Neural Machine Translation

Pytorch implementation of Neural Machine Translation with seq2seq and attention (en-zh) (英汉翻译)

This repo reaches 10.44 BLEU score in my test dataset.(Use multi-bleu.perl).

Introduction

The goal of machine translation is to maximize p(y|x). Due to the infinite space of language, directly estimating this conditional probability is impossible. Thus neural networks, which are good at fitting complex functions, are introduced into machine translation.

Sutskever et. al 2014 proposed a model consisting of encoder and decoder, named seq2seq. Once proposed, it set off a tornado in NMT. A number of follow-up work began (e.g. Cho et. al). One of the most famous work is the attention mechanism (Bahdanau et. al 2014).
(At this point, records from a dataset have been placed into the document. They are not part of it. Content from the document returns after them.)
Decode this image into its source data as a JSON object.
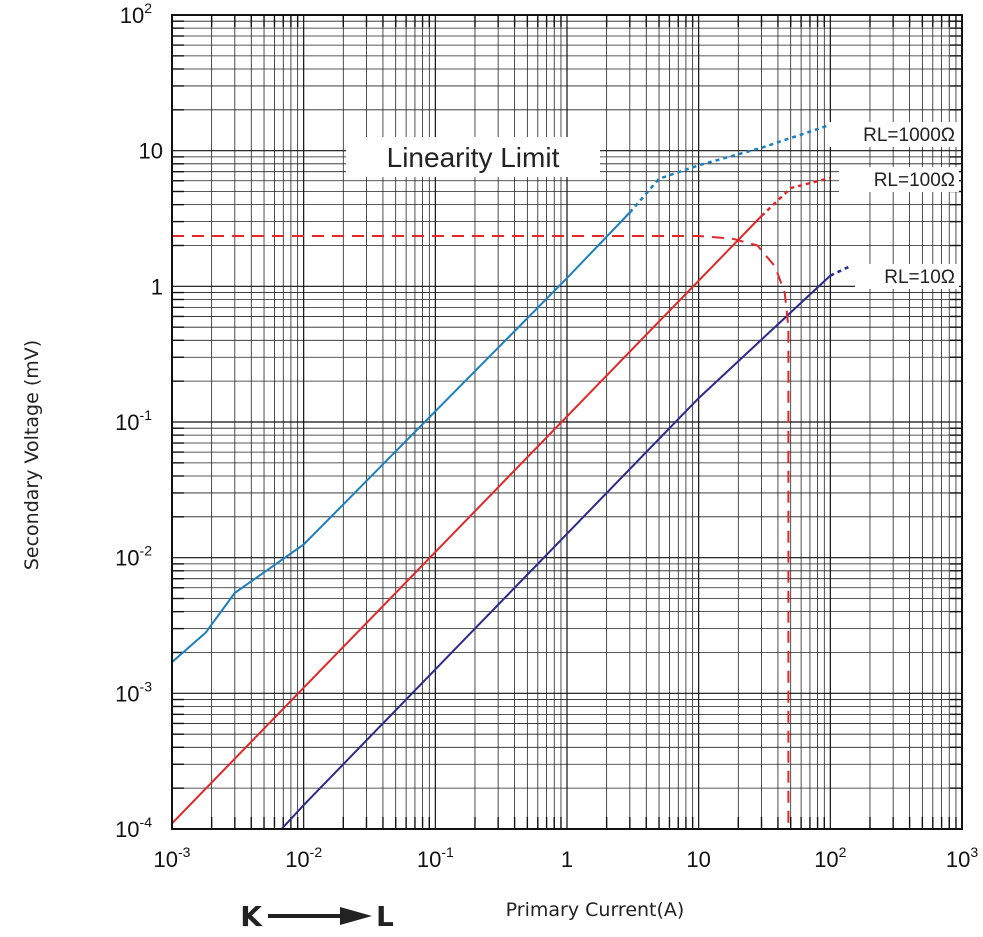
{
  "chart_data": {
    "type": "line",
    "xlabel": "Primary Current(A)",
    "ylabel": "Secondary  Voltage (mV)",
    "x_scale": "log",
    "y_scale": "log",
    "xlim": [
      0.001,
      1000
    ],
    "ylim": [
      0.0001,
      100
    ],
    "grid": true,
    "x_ticks": [
      {
        "value": 0.001,
        "base": "10",
        "exp": "-3"
      },
      {
        "value": 0.01,
        "base": "10",
        "exp": "-2"
      },
      {
        "value": 0.1,
        "base": "10",
        "exp": "-1"
      },
      {
        "value": 1,
        "base": "1",
        "exp": ""
      },
      {
        "value": 10,
        "base": "10",
        "exp": ""
      },
      {
        "value": 100,
        "base": "10",
        "exp": "2"
      },
      {
        "value": 1000,
        "base": "10",
        "exp": "3"
      }
    ],
    "y_ticks": [
      {
        "value": 0.0001,
        "base": "10",
        "exp": "-4"
      },
      {
        "value": 0.001,
        "base": "10",
        "exp": "-3"
      },
      {
        "value": 0.01,
        "base": "10",
        "exp": "-2"
      },
      {
        "value": 0.1,
        "base": "10",
        "exp": "-1"
      },
      {
        "value": 1,
        "base": "1",
        "exp": ""
      },
      {
        "value": 10,
        "base": "10",
        "exp": ""
      },
      {
        "value": 100,
        "base": "10",
        "exp": "2"
      }
    ],
    "series": [
      {
        "name": "RL=1000Ω",
        "color": "#1a7fc0",
        "solid": [
          [
            0.001,
            0.0017
          ],
          [
            0.0018,
            0.0028
          ],
          [
            0.003,
            0.0055
          ],
          [
            0.01,
            0.0125
          ],
          [
            0.1,
            0.12
          ],
          [
            1,
            1.15
          ],
          [
            3,
            3.5
          ]
        ],
        "dotted": [
          [
            3,
            3.5
          ],
          [
            5,
            6.2
          ],
          [
            10,
            7.8
          ],
          [
            30,
            10.5
          ],
          [
            100,
            15.5
          ]
        ]
      },
      {
        "name": "RL=100Ω",
        "color": "#e02828",
        "solid": [
          [
            0.001,
            0.00011
          ],
          [
            0.01,
            0.0011
          ],
          [
            0.1,
            0.011
          ],
          [
            1,
            0.11
          ],
          [
            10,
            1.1
          ],
          [
            30,
            3.3
          ]
        ],
        "dotted": [
          [
            30,
            3.3
          ],
          [
            50,
            5.3
          ],
          [
            100,
            6.3
          ]
        ]
      },
      {
        "name": "RL=10Ω",
        "color": "#2a2a8c",
        "solid": [
          [
            0.0068,
            0.0001
          ],
          [
            0.01,
            0.00015
          ],
          [
            0.1,
            0.0015
          ],
          [
            1,
            0.015
          ],
          [
            10,
            0.15
          ],
          [
            100,
            1.2
          ]
        ],
        "dotted": [
          [
            100,
            1.2
          ],
          [
            140,
            1.4
          ]
        ]
      }
    ],
    "linearity_limit": {
      "label": "Linearity Limit",
      "color": "#e02828",
      "points": [
        [
          0.001,
          2.35
        ],
        [
          10,
          2.35
        ],
        [
          18,
          2.25
        ],
        [
          28,
          2.0
        ],
        [
          38,
          1.4
        ],
        [
          45,
          0.9
        ],
        [
          48,
          0.5
        ],
        [
          48,
          0.0001
        ]
      ]
    },
    "direction": {
      "from": "K",
      "to": "L"
    }
  }
}
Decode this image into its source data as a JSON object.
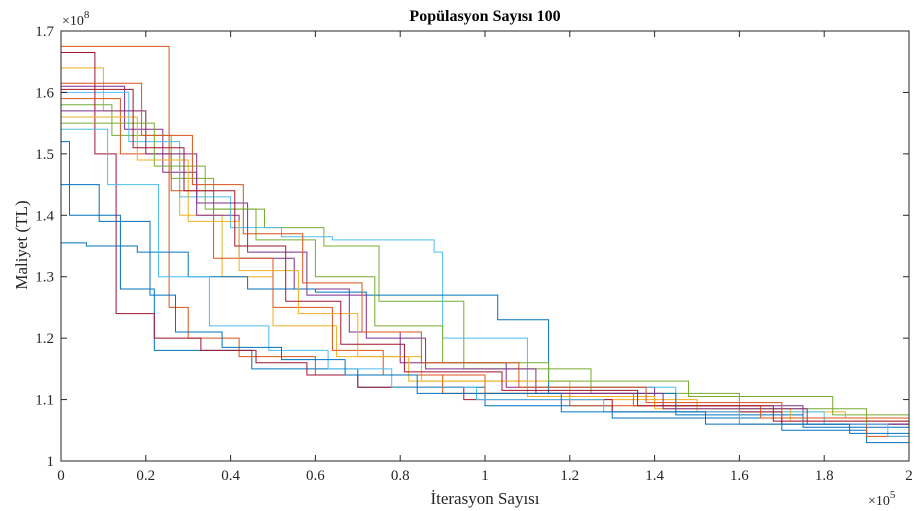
{
  "chart_data": {
    "type": "line",
    "title": "Popülasyon Sayısı 100",
    "xlabel": "İterasyon Sayısı",
    "ylabel": "Maliyet (TL)",
    "x_exponent_label": "×10",
    "x_exponent_power": "5",
    "y_exponent_label": "×10",
    "y_exponent_power": "8",
    "x_scale": 100000,
    "y_scale": 100000000,
    "xlim": [
      0,
      200000
    ],
    "ylim": [
      100000000,
      170000000
    ],
    "x_ticks": [
      0,
      20000,
      40000,
      60000,
      80000,
      100000,
      120000,
      140000,
      160000,
      180000,
      200000
    ],
    "x_tick_labels": [
      "0",
      "0.2",
      "0.4",
      "0.6",
      "0.8",
      "1",
      "1.2",
      "1.4",
      "1.6",
      "1.8",
      "2"
    ],
    "y_ticks": [
      100000000,
      110000000,
      120000000,
      130000000,
      140000000,
      150000000,
      160000000,
      170000000
    ],
    "y_tick_labels": [
      "1",
      "1.1",
      "1.2",
      "1.3",
      "1.4",
      "1.5",
      "1.6",
      "1.7"
    ],
    "grid": false,
    "legend": "none",
    "line_style": "step",
    "series": [
      {
        "color": "#0072BD",
        "x": [
          0,
          2000,
          14000,
          22000,
          45000,
          70000,
          100000,
          130000,
          170000,
          190000,
          200000
        ],
        "y": [
          152000000,
          140000000,
          128000000,
          118000000,
          115000000,
          112000000,
          109000000,
          107000000,
          105000000,
          103000000,
          102500000
        ]
      },
      {
        "color": "#D95319",
        "x": [
          0,
          24000,
          25500,
          30000,
          42000,
          60000,
          90000,
          120000,
          160000,
          190000,
          200000
        ],
        "y": [
          167500000,
          167500000,
          125000000,
          120000000,
          117000000,
          114000000,
          111000000,
          109000000,
          106000000,
          104000000,
          103000000
        ]
      },
      {
        "color": "#EDB120",
        "x": [
          0,
          10000,
          20000,
          28000,
          38000,
          50000,
          65000,
          85000,
          120000,
          150000,
          185000,
          200000
        ],
        "y": [
          164000000,
          157000000,
          150000000,
          140000000,
          130000000,
          122000000,
          117000000,
          113000000,
          110000000,
          108000000,
          107000000,
          106000000
        ]
      },
      {
        "color": "#7E2F8E",
        "x": [
          0,
          15000,
          24000,
          32000,
          42000,
          55000,
          68000,
          80000,
          105000,
          140000,
          175000,
          200000
        ],
        "y": [
          161000000,
          154000000,
          147000000,
          140000000,
          133000000,
          128000000,
          121000000,
          116000000,
          112000000,
          109000000,
          106000000,
          104000000
        ]
      },
      {
        "color": "#77AC30",
        "x": [
          0,
          12000,
          26000,
          36000,
          48000,
          62000,
          75000,
          95000,
          125000,
          160000,
          190000,
          200000
        ],
        "y": [
          158000000,
          153000000,
          146000000,
          141000000,
          138000000,
          135000000,
          126000000,
          115000000,
          111000000,
          108500000,
          106000000,
          105000000
        ]
      },
      {
        "color": "#4DBEEE",
        "x": [
          0,
          16000,
          28000,
          40000,
          52000,
          64000,
          80000,
          88000,
          90000,
          110000,
          145000,
          180000,
          200000
        ],
        "y": [
          160000000,
          152000000,
          143000000,
          138000000,
          136500000,
          136000000,
          136000000,
          134000000,
          120000000,
          112000000,
          108000000,
          106000000,
          104000000
        ]
      },
      {
        "color": "#A2142F",
        "x": [
          0,
          8000,
          13000,
          22000,
          33000,
          46000,
          58000,
          70000,
          95000,
          130000,
          170000,
          200000
        ],
        "y": [
          166500000,
          150000000,
          124000000,
          120000000,
          118000000,
          116000000,
          114000000,
          112000000,
          110000000,
          108000000,
          106000000,
          103500000
        ]
      },
      {
        "color": "#0072BD",
        "x": [
          0,
          6000,
          18000,
          30000,
          44000,
          60000,
          72000,
          88000,
          103000,
          115000,
          145000,
          175000,
          200000
        ],
        "y": [
          135500000,
          135000000,
          134000000,
          130000000,
          128000000,
          127500000,
          127000000,
          127000000,
          123000000,
          111000000,
          107500000,
          105500000,
          103000000
        ]
      },
      {
        "color": "#D95319",
        "x": [
          0,
          14000,
          26000,
          36000,
          50000,
          64000,
          76000,
          100000,
          135000,
          165000,
          200000
        ],
        "y": [
          159000000,
          150000000,
          144000000,
          133000000,
          125000000,
          118000000,
          114000000,
          111000000,
          109000000,
          107000000,
          105000000
        ]
      },
      {
        "color": "#EDB120",
        "x": [
          0,
          18000,
          30000,
          42000,
          56000,
          70000,
          82000,
          110000,
          140000,
          172000,
          200000
        ],
        "y": [
          156000000,
          149000000,
          139000000,
          131000000,
          124000000,
          117000000,
          113000000,
          110500000,
          108500000,
          106500000,
          105500000
        ]
      },
      {
        "color": "#7E2F8E",
        "x": [
          0,
          20000,
          32000,
          44000,
          58000,
          72000,
          86000,
          112000,
          142000,
          176000,
          200000
        ],
        "y": [
          157000000,
          150000000,
          142000000,
          134000000,
          127000000,
          120000000,
          115000000,
          111000000,
          108500000,
          106000000,
          104000000
        ]
      },
      {
        "color": "#77AC30",
        "x": [
          0,
          22000,
          34000,
          46000,
          60000,
          74000,
          90000,
          115000,
          148000,
          182000,
          200000
        ],
        "y": [
          155000000,
          148000000,
          141000000,
          136000000,
          130000000,
          122000000,
          116000000,
          113000000,
          110500000,
          107500000,
          105500000
        ]
      },
      {
        "color": "#4DBEEE",
        "x": [
          0,
          11000,
          23000,
          35000,
          49000,
          63000,
          78000,
          98000,
          128000,
          160000,
          195000,
          200000
        ],
        "y": [
          154000000,
          145000000,
          130000000,
          122000000,
          118000000,
          115000000,
          112000000,
          110000000,
          108000000,
          106000000,
          104000000,
          103500000
        ]
      },
      {
        "color": "#A2142F",
        "x": [
          0,
          17000,
          29000,
          41000,
          53000,
          66000,
          81000,
          104000,
          136000,
          168000,
          200000
        ],
        "y": [
          160500000,
          151000000,
          144000000,
          135000000,
          126000000,
          119000000,
          114500000,
          111500000,
          109000000,
          106500000,
          103000000
        ]
      },
      {
        "color": "#0072BD",
        "x": [
          0,
          9000,
          21000,
          27000,
          38000,
          52000,
          67000,
          84000,
          118000,
          152000,
          186000,
          200000
        ],
        "y": [
          145000000,
          139000000,
          127000000,
          121000000,
          118500000,
          116500000,
          114000000,
          111000000,
          108000000,
          106000000,
          104500000,
          103000000
        ]
      },
      {
        "color": "#D95319",
        "x": [
          0,
          19000,
          31000,
          43000,
          57000,
          71000,
          85000,
          108000,
          138000,
          170000,
          200000
        ],
        "y": [
          161500000,
          153000000,
          145000000,
          137000000,
          129000000,
          121000000,
          116000000,
          112000000,
          109500000,
          107000000,
          104500000
        ]
      }
    ]
  }
}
In this repo, I implemented the seq2seq model with attention in PyTorch for en-zh translation.

Requirements

python 3.6

PyTorch>=0.4
torchtext
nltk
jieba
subword-nmt

Usage

First, run

./preprocess.sh

to tokenize and do BPE.

Then run nmt.ipynb for training and testing.

Lastly, BLEU score is calculated by

perl multi-bleu.perl references.txt < predictions.txt

Pretrained model can be found here. (passwd:ukvh)

Data

neu2017 from CWMT corpus 2017

2 million parallel sentences (enzh)

98% of data is for training, the other for validating and testing.

Preprocessing

tokenizer
- zh: jieba
- en: nltk.word_tokenizer
BPE: subword-nmt (For the parameter num_operations, I choose 32000.)

It is worth mentioning that BPE reduced the vocabulary significantly, from 50000+ to 32115.

Besides, <sos> and <eos> symbols are conventionally prepended to each sentences. OOV is represented with <unk>.

One problem in my training is that the vocabulary of Chinese is so large that I only took those the top 50k most frequent, which results in many <unk> in my training dataset. Too many <unk> in many training dataset has bad influence in my model when training. My model prefers to predict <unk> as well. So I just ignore <unk> when predicting.

Model Architecture (seq2seq)

Similar to Luong et. al 2015.

embeddings: glove (en)& word2vec (zh) (both 300-dim)
encoder: 4-layer Bi-GRU (hidden-size 1000-dim)
decoder: 4-layer GRU with attention (hidden-size 1000-dim)
attention: bilinear global attention

According to Chung, J. et. al 2014, GRU can reach similar performance as LSTM. So I chose GRU.

Training details

Hypter-Params:

optim: Adam
lr: 1e-4
no L2 regularization (Since there is no obvious overfitting)
dropout: 0.3
clip gradient norm: 0.5
warm-up: fix embeddings before 1 epoch

validation loss: (The periodic bulge is because I reset optimizer every epoch. It is not necessary.)

Perplexity reaches 5.5 in validation dataset.

Trained 231K steps, nearly 4 epochs

I found that training is a bit slow. However, some parameters including attention parameters can not be tuned well with larger learning rate.

Beam Search

According to wikipedia, beam search is BFS with width constraints.

Google's GNMT paper gave two refinements to the beam search algorithm: a coverage penalty and length normalization. The coverage penalty formula they proposed is so empirical that I just use length normalization. But I found that this method did not perform very well. I got 9.23 BLEU which is less than 10.44 which normal beam search algorithm reached.